Elizabeth Warren's Native American fiasco: Campaign killer?

The Democrat challenging Sen. Scott Brown admits for the first time that she did indeed tell her employer about her now-disputed Cherokee ancestry

Elizabeth Warren
(Image credit: REUTERS/Kevin Lamarque)

Massachusetts Democrat Elizabeth Warren, whose Senate-race rival accused her of exaggerating her Native American heritage to further her career as a "minority professor," conceded this week that she told employers Harvard University and the University of Pennsylvania that she was part Cherokee. (Documents that were recently put forth by Warren's campaign "proving" she is 1/32nd Cherokee have since been disputed.) Warren says, however, that minority status played no role in her recruitment — an assertion two people involved in her hiring as a Harvard law professor confirmed to The Boston Globe. Nonetheless, Warren's Republican opponent, Sen. Scott Brown, says Warren's flimsy claims to Cherokee lineage call her "integrity and character" into question. Will Warren's latest statement put the controversy to rest, or doom her campaign?

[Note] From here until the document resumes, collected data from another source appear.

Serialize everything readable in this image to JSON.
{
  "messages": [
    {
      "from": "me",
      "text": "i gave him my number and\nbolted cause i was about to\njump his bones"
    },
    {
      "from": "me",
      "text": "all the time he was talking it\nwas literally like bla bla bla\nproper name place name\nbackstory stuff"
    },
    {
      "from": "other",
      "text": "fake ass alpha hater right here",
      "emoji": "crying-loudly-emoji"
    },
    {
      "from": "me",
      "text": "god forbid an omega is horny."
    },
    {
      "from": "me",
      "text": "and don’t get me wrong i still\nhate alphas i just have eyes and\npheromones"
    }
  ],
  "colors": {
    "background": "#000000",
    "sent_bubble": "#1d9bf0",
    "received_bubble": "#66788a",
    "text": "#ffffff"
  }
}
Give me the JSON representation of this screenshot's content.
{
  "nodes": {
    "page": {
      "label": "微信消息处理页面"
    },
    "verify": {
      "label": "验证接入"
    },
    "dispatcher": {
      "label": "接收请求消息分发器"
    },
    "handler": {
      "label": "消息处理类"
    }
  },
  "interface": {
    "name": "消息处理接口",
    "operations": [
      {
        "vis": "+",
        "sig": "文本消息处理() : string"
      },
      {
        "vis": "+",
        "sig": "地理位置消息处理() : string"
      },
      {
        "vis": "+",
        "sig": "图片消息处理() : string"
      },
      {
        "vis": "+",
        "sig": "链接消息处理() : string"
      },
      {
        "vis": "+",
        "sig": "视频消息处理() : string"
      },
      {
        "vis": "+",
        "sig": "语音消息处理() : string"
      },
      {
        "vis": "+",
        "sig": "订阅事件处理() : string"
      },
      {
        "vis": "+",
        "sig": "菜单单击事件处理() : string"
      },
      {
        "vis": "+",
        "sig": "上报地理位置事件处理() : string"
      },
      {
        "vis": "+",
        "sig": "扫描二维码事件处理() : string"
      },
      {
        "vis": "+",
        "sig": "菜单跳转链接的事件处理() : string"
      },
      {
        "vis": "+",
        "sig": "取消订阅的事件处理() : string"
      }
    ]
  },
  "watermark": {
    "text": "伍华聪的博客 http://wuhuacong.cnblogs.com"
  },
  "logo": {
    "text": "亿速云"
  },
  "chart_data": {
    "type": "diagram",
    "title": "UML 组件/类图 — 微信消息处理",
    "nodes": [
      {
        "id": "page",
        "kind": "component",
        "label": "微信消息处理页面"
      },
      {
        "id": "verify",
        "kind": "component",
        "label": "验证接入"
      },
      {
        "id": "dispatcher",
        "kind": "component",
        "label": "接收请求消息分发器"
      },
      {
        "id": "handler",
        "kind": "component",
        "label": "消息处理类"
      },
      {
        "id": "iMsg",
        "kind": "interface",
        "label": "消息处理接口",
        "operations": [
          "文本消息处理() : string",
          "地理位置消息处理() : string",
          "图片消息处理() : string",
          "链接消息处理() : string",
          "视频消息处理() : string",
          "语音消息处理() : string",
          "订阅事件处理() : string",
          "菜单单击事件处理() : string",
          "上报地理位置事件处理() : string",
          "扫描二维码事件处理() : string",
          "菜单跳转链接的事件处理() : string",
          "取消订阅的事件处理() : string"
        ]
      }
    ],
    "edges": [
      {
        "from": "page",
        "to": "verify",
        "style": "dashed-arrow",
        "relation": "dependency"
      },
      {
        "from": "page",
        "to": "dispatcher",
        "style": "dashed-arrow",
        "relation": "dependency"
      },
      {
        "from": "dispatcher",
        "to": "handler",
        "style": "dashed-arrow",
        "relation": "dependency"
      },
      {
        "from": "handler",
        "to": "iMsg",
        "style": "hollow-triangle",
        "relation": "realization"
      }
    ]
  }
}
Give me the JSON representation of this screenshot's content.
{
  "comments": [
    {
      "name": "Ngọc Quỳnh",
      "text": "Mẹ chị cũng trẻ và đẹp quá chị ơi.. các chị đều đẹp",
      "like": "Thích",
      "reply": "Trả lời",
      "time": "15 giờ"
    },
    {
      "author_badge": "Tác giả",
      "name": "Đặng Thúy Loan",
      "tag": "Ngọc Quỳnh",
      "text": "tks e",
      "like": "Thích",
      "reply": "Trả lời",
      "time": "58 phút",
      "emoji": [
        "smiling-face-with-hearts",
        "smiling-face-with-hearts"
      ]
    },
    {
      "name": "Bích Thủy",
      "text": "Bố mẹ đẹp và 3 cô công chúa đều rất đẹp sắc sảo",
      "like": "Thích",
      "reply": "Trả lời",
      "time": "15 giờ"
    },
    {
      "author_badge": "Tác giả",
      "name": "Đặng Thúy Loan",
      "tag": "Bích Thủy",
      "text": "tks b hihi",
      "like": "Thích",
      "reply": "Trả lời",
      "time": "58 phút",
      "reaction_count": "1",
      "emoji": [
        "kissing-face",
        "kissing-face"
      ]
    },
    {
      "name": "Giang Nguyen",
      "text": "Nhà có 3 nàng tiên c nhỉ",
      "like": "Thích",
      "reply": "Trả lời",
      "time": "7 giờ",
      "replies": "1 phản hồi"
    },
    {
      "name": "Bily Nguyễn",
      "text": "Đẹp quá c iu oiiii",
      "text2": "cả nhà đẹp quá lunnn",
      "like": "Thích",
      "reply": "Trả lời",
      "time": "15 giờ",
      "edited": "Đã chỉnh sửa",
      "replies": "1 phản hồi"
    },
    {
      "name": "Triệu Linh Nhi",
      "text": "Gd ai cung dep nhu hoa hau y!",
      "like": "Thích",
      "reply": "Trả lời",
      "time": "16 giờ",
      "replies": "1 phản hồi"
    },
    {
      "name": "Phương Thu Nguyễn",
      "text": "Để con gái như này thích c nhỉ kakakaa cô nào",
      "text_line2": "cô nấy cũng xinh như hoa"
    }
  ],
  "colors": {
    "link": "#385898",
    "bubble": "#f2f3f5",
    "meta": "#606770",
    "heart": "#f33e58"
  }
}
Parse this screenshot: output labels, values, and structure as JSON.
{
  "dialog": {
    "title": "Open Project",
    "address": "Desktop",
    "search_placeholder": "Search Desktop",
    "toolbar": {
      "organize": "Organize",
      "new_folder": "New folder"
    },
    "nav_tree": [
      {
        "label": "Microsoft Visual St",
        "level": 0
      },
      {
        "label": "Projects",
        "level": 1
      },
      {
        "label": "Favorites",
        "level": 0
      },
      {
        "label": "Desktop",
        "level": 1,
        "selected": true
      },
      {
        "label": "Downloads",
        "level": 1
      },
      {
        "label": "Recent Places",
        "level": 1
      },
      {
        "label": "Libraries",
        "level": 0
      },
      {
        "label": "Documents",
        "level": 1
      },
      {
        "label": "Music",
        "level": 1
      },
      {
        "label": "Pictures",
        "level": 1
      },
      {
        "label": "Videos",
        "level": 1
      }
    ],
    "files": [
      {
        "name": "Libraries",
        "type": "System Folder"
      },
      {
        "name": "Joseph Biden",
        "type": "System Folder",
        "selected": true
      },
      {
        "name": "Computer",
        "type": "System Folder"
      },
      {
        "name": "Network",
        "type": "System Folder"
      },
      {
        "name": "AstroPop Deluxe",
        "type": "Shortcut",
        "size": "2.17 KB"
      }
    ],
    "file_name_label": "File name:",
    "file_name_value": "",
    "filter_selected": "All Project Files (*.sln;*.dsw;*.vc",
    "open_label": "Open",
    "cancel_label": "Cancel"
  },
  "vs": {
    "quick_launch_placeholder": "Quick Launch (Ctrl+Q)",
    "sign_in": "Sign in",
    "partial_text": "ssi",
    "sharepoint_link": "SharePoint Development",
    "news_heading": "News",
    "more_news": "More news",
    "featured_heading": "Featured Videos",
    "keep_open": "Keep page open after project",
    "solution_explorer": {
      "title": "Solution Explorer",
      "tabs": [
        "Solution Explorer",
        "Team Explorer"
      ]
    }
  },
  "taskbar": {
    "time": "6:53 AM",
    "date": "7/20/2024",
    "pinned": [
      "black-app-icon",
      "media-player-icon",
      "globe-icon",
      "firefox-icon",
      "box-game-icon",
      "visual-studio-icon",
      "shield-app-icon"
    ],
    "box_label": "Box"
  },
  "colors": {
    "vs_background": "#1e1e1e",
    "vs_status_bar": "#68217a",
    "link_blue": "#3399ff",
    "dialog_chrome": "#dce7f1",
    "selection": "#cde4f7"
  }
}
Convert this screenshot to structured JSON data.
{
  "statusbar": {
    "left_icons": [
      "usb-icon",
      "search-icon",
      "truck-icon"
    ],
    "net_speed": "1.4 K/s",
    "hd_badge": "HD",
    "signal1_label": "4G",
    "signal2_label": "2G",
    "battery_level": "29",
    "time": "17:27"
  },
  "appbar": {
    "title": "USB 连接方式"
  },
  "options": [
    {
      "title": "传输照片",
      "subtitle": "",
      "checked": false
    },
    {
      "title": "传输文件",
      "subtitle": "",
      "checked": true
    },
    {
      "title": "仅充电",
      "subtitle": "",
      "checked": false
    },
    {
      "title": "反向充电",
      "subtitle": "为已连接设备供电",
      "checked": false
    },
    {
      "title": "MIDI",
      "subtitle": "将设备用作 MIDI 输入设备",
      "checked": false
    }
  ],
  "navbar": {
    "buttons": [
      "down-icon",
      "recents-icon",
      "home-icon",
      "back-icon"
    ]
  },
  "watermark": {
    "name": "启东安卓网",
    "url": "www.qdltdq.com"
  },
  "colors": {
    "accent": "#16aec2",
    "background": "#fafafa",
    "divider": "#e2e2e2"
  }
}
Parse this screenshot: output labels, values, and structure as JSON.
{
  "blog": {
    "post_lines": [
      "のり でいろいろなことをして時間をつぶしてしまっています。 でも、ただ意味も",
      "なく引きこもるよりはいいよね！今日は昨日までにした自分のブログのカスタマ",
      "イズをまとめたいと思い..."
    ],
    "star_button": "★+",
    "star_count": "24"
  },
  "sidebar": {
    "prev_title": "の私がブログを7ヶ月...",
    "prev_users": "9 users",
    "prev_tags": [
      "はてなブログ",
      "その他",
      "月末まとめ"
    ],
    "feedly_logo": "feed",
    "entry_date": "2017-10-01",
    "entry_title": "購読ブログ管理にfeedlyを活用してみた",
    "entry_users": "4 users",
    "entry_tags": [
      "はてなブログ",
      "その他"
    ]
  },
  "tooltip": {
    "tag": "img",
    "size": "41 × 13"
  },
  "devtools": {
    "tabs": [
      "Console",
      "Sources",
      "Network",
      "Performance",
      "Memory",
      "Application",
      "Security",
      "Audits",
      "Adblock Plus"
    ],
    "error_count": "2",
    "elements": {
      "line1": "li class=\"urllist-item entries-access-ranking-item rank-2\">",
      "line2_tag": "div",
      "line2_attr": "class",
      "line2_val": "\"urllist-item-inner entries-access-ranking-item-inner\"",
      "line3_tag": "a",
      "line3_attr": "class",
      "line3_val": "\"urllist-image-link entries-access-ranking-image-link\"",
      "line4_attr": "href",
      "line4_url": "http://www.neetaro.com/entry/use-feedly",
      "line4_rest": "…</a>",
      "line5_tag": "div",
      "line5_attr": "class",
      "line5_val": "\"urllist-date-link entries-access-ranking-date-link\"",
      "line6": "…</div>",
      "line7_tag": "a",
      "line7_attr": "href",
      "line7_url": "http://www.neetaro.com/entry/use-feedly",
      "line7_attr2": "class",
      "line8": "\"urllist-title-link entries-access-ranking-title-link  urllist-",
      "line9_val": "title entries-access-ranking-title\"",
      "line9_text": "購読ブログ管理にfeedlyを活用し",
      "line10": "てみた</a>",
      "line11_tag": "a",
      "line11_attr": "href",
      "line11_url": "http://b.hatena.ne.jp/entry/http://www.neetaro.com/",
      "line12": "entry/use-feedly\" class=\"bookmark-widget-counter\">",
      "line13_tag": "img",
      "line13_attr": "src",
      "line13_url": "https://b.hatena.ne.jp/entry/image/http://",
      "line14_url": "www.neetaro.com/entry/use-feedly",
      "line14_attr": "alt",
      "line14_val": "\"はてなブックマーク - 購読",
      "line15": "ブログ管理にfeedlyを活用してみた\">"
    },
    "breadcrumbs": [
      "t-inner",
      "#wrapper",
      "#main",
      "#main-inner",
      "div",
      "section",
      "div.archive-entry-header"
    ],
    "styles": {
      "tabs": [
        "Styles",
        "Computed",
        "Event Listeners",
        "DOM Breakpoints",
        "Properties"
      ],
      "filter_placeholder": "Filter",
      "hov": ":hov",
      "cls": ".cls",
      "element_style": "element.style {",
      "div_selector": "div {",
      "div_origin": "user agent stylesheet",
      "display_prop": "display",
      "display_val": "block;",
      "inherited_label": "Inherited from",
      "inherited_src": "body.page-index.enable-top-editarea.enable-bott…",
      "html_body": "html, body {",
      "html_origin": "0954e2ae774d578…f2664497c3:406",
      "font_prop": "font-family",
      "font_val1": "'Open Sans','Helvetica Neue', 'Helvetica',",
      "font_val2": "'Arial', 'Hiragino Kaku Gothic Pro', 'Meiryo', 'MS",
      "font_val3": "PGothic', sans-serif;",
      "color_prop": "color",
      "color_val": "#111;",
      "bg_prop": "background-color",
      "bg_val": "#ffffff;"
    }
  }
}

This could sink Warren: Warren's hard-to-believe heritage claim could kill her Senate bid, says Michael Warren at The Weekly Standard. She's "the clear favorite of the Democratic establishment," but another candidate, immigration attorney Marisa DeFranco, argues that the controversy could be a disaster in November. If DeFranco can convince 15 percent of the delegates at the party's upcoming state convention, she'll force Warren to fight for her political life in a Sept. 6 primary.